We have known for many years now that fictitious authors are sometimes included in the list of authors. Our most notorious case came from a large well-known North American university. The author’s address was actually in the Athletics Department, rather than Materials Science and Engineering, and the current Dean can find no record of his ever attending the university, let alone that Department. We have a list of the papers that he published (fortunately journals other than the Journal of Materials Science). All the co-authors of those papers will know that he is a fiction, as do the authors who recommended him as a reviewer! And yes, ‘Mike’, those papers are all online and your co-authors should know that this blot on their reputations is known, and will one day bite them.
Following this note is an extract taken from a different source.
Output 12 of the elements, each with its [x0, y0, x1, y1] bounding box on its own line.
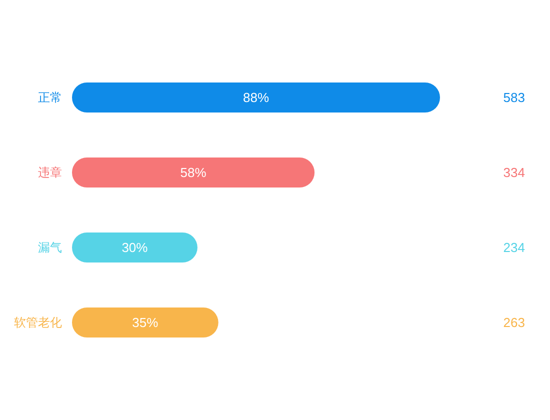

Would the ORCID system have caught such a fraud? Well, ‘Mike’ could have registered and obtained an ORCID iD and populated it in a believable way. The hope is that the ‘co-authors’ would be reluctant to go the extra step of registering such a fictitious ‘colleague’. ORCID do not curate or control the data, but they do have published transparent procedures to verify and correct their data, including suspending accounts [4].

We hope that widespread use of the ORCID system will further ethical publication in two more ways.
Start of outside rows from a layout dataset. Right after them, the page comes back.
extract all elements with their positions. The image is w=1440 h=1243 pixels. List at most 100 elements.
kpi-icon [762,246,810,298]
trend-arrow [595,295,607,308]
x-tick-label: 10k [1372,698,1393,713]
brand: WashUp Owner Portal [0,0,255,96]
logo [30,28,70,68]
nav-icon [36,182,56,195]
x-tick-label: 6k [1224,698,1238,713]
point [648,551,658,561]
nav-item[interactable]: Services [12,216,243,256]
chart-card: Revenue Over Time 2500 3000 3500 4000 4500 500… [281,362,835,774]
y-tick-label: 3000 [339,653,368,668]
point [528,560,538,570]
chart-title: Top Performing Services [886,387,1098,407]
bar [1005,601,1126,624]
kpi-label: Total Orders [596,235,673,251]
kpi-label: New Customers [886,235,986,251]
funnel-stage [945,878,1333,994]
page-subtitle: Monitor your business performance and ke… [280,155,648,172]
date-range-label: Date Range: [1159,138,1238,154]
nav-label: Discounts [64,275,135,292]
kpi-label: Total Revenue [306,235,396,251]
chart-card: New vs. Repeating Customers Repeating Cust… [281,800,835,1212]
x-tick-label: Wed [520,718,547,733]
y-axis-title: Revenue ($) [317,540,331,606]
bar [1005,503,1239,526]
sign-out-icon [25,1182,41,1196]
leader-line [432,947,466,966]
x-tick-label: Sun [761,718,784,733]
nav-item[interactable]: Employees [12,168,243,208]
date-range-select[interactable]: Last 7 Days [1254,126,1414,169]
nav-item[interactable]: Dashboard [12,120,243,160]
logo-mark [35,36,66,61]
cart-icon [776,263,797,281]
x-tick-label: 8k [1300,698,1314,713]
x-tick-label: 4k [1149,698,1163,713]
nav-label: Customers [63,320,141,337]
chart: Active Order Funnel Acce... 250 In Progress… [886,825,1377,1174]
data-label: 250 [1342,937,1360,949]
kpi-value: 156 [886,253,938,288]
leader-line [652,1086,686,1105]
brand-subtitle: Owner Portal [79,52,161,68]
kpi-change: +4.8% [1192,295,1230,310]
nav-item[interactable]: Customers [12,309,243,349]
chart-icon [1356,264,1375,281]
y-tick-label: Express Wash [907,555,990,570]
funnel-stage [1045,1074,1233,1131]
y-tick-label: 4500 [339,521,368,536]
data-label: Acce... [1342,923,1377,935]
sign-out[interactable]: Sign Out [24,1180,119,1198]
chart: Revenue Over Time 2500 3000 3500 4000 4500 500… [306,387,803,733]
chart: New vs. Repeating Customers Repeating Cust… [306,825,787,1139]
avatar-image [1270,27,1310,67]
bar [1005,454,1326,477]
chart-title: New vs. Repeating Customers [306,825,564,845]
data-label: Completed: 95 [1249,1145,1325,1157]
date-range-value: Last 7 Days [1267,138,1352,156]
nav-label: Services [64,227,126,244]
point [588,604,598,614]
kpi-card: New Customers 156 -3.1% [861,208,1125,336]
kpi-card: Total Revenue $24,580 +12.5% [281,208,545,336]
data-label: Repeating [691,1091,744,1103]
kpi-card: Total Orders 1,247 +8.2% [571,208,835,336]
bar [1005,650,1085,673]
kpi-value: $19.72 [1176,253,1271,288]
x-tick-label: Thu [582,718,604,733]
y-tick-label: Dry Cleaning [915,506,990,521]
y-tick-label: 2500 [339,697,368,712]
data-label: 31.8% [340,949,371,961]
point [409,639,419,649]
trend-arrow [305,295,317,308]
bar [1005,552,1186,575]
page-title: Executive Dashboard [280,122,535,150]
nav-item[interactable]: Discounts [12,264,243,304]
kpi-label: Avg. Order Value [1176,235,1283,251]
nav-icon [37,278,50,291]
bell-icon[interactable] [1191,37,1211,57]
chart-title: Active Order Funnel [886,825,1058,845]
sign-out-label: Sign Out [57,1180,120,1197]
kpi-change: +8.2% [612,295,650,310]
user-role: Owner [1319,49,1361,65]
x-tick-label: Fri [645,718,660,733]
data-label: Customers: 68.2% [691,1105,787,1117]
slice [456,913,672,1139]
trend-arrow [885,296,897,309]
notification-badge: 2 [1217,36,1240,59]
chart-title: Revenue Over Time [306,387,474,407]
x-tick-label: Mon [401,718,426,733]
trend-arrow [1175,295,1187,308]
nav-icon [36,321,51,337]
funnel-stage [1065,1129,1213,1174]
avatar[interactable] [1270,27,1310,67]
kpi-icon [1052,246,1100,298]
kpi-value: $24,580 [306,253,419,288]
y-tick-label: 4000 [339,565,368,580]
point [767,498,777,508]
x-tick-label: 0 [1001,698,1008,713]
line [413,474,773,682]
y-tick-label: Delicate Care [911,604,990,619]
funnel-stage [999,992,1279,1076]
First, this journal and others are increasingly seeing suspicious changes in the list of authors between ‘revision’ and ‘acceptance’. These can be red flags for purchased authorship. A post on Retraction Watch last year listed seven indicators, such as ‘an absence of previous publications by one or more co-authors in the field of the manuscript’ [5]. Requiring ORCIDs will make this fraudulent behavior easier to police. Changes in authorship in at revision (and after acceptance) are scrutinized by the editorial office, may lead to ‘acceptance’ changing to ‘rejection’, and may be escalated to our publisher’s ethics team.

Second—and this will take more time to correct—our fictitious friend ‘Mike’ was also regularly suggested as a referee! Peer-review rings and cases of authors reviewing their own work under an alias are rife [6]. We won’t use alberteinstein1403@gmail.com as a referee but you can readily imagine variations on this theme. When reviewers are also required to have an ORCID iD there will be even more protection.

ORCID is the de facto standard unique researcher identifier. It clearly has reached ‘critical mass’ with over 3 million identifiers already registered, including over 300 Wei Zhangs. The Journal of Materials Science is proud to embrace this tool.